Published version available from:
Dissolved carbon dioxide (CO2) may be highly enriched in groundwater. However, the contribution of groundwater discharge as a source of CO2 to rivers, estuaries and coastal waters is poorly understood. We performed high resolution measurements of radon (222Rn, a natural groundwater tracer) and the partial pressure of CO2 (pCO2) in a highly modified tidal creek and estuary (North Creek, Richmond River, New South Wales, Australia) to assess whether CO2 in surface waters was driven by groundwater discharge. A spatial survey revealed increasing 222Rn activities (up to 17.3 dpm L−1) and pCO2 (up to 11,151 μatm) in the upstream direction.

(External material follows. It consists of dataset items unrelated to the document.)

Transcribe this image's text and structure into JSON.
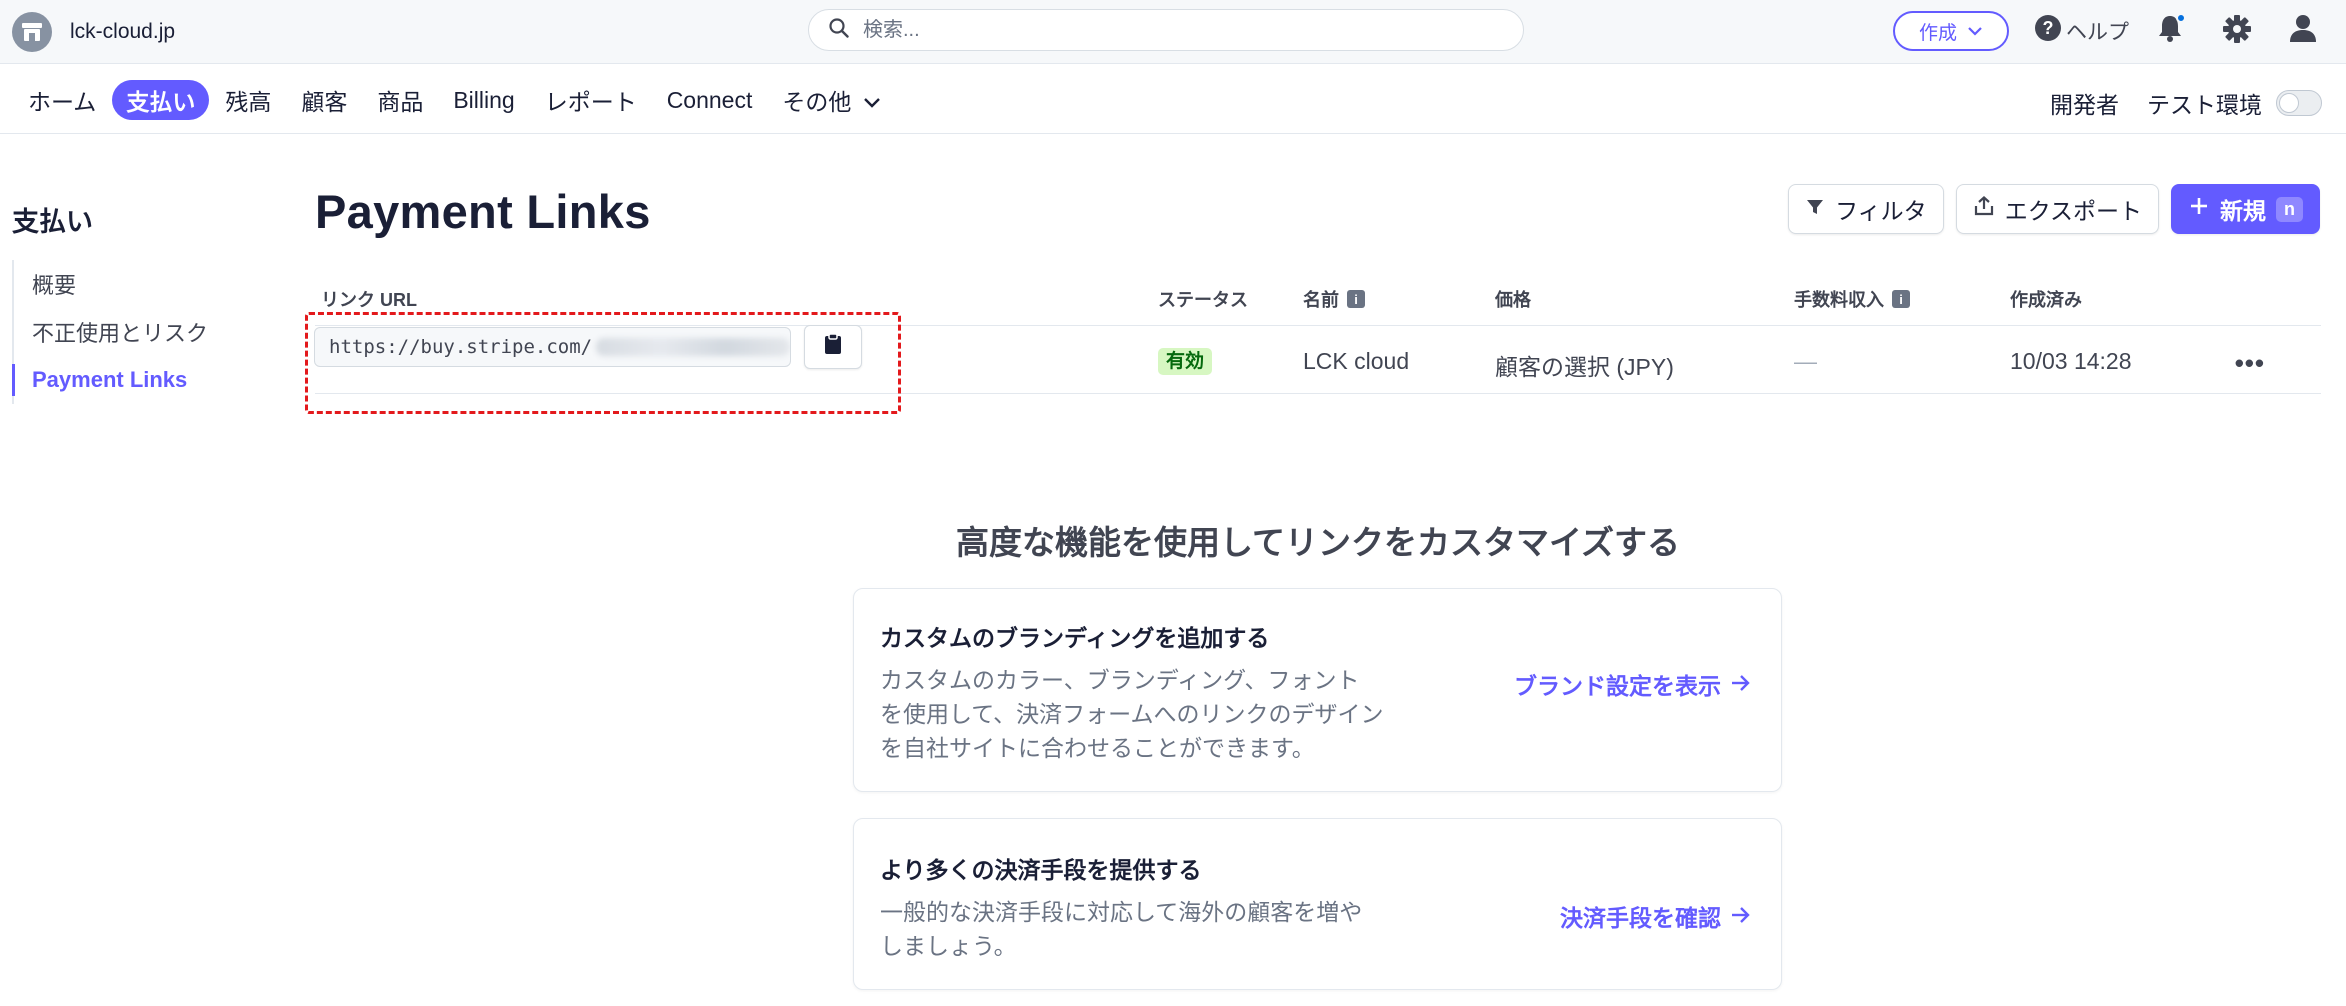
{
  "topbar": {
    "account_name": "lck-cloud.jp",
    "search_placeholder": "検索...",
    "create_label": "作成",
    "help_label": "ヘルプ"
  },
  "nav": {
    "items": [
      "ホーム",
      "支払い",
      "残高",
      "顧客",
      "商品",
      "Billing",
      "レポート",
      "Connect",
      "その他"
    ],
    "active_index": 1,
    "developers_label": "開発者",
    "test_mode_label": "テスト環境",
    "test_mode_on": false
  },
  "sidebar": {
    "title": "支払い",
    "items": [
      "概要",
      "不正使用とリスク",
      "Payment Links"
    ],
    "active_index": 2
  },
  "main": {
    "title": "Payment Links",
    "filter_label": "フィルタ",
    "export_label": "エクスポート",
    "new_label": "新規",
    "new_shortcut": "n"
  },
  "table": {
    "columns": {
      "url": "リンク URL",
      "status": "ステータス",
      "name": "名前",
      "price": "価格",
      "fee": "手数料収入",
      "created": "作成済み"
    },
    "rows": [
      {
        "url": "https://buy.stripe.com/",
        "status": "有効",
        "name": "LCK cloud",
        "price": "顧客の選択 (JPY)",
        "fee": "—",
        "created": "10/03 14:28"
      }
    ]
  },
  "customize": {
    "title": "高度な機能を使用してリンクをカスタマイズする",
    "cards": [
      {
        "title": "カスタムのブランディングを追加する",
        "lines": [
          "カスタムのカラー、ブランディング、フォント",
          "を使用して、決済フォームへのリンクのデザイン",
          "を自社サイトに合わせることができます。"
        ],
        "link": "ブランド設定を表示"
      },
      {
        "title": "より多くの決済手段を提供する",
        "lines": [
          "一般的な決済手段に対応して海外の顧客を増や",
          "しましょう。"
        ],
        "link": "決済手段を確認"
      }
    ]
  },
  "colors": {
    "accent": "#635bff",
    "status_green_bg": "#d7f7c2",
    "status_green_text": "#05690d",
    "highlight_dashed": "#e3191c"
  },
  "icons": [
    "store-icon",
    "search-icon",
    "chevron-down-icon",
    "help-icon",
    "bell-icon",
    "gear-icon",
    "user-icon",
    "filter-icon",
    "export-icon",
    "plus-icon",
    "clipboard-icon",
    "info-icon",
    "more-icon",
    "arrow-right-icon"
  ]
}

The enrichment occurred in a drained coastal acid sulphate soil wetland upstream of a mangrove forest. Time series experiments (24-h) were performed at two stations upstream and downstream of the pCO2 enrichment area. Upstream measurements demonstrated a significant correlation between pCO2 and 222Rn while downstream values resulted in a significant inverse relationship between pCO2 and dissolved oxygen apparently as a result of respiration in nearby mangroves. Measurements taken 2 days after a 245 mm precipitation event revealed the highest recorded 222Rn activities (up to 86.1 dpm L−1) and high pCO2 (up to 11,217 μatm), showing a strong groundwater influence after flooding. These observations imply that groundwater discharge drove CO2 dynamics at the upstream station while multiple complex processes drove CO2 at the downstream station. A 222Rn mass balance model demonstrated that groundwater discharge accounted for about 76% of surface water in this floodplain creek. The CO2 evasion rates (799 ± 225 mmol m−2 d−1) were driven primarily by currents rather than wind. Groundwater-derived CO2 fluxes into the creek averaged 1622 mmol m−2 d−1, a value twice as high as atmospheric CO2 evasion and consistent with carbon uptake within the creek and downstream exports. These results demonstrate that groundwater seepage was a major factor driving CO2 evasion to the atmosphere from the creek. Groundwater discharge should be accounted for in CO2 budgets in coastal systems.